2577 sayılı İdari Yargılama Usulü Kanunu`nun “İdari Davalarda Delillerin Tespiti” başlıklı 58. maddesinin 2. fıkrasında “Davaya bakan Danıştay idare ve vergi mahkemeleri istemi uygun gördüğü takdirde üyelerden birini bu işle görevlendirebileceği gibi, tespitin mahalli idari veya adli yargı mercilerince yaptırılmasına da karar verebilir” hükmü kurala bağlanmış bulunmaktadır.

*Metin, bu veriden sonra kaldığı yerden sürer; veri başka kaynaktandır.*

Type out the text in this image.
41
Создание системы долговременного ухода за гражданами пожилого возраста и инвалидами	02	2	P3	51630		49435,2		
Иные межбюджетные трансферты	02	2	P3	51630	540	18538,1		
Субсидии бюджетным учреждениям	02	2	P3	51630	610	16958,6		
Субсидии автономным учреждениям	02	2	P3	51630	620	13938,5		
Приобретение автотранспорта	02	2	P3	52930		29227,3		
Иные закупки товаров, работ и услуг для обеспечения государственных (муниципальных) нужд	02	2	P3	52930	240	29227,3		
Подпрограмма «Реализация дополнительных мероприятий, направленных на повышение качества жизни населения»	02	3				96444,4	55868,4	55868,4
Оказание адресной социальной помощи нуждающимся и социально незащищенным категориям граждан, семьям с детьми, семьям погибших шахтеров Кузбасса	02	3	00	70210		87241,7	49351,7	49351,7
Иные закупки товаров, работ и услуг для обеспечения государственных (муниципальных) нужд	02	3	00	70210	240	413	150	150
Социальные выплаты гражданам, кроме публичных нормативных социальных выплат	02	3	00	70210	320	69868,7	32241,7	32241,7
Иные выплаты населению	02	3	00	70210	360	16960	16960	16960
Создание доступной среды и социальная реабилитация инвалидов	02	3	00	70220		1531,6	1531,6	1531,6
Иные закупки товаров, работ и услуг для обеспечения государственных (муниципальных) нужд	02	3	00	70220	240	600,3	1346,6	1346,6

Dosyanın incelenmesinden mahkemece yukarıda anılan yasa hükmü dayanak alınarak uyuşmazlığın çözümü için yapılması gerekli görülen keşif ve bilirkişi incelemesinin mahalli adli yargı merciince yaptırılması yolunda karar alındığı, bunun üzerine adli yargı mercinin tespit ettiği bilirkişi tarafından mahallinde yapılan inceleme sonucunda hazırlanan rapor esas alınarak dava konusu işlemlerin iptaline karar verildiği anlaşılmaktadır.

Yukarıda anılan yasa hükmü delillerin tespitine ilişkin düzenlemeyi içermekte olup idari yargı yerlerince keşif ve bilirkişi incelemesi yaptırılması yolunda mahalli idari veya adli yargı mercilerinin görevlendirileceği yolunda karar alınabileceğine ilişkin hüküm taşımamaktadır.

İdari yargıda keşif ve bilirkişi incelemelerinin davaya bakan idari yargı mercileri tarafından yapılması gerekli olduğundan 2577 sayılı Yasanın 58. maddesinin 2. fıkrasındaki delillerin tespitine ilişkin hükümlere dayanılarak mahalli adli yargı mercii tarafından keşif ve bilirkişi incelemesi yaptırılarak bunun sonucuna göre işlemlerin iptaline karar verilmesinde isabet bulunmamaktadır.

Açıklanan nedenlerle temyize konu Diyarbakır İdare Mahkemesinin 10.2.1994 günlü, E:1991/71 K:1994/61 sayılı kararının BOZULMASINA, dosyanın adı geçen mahkemeye gönderilmesine, 9.3.1995 gününde oybirliği ile karar verildi.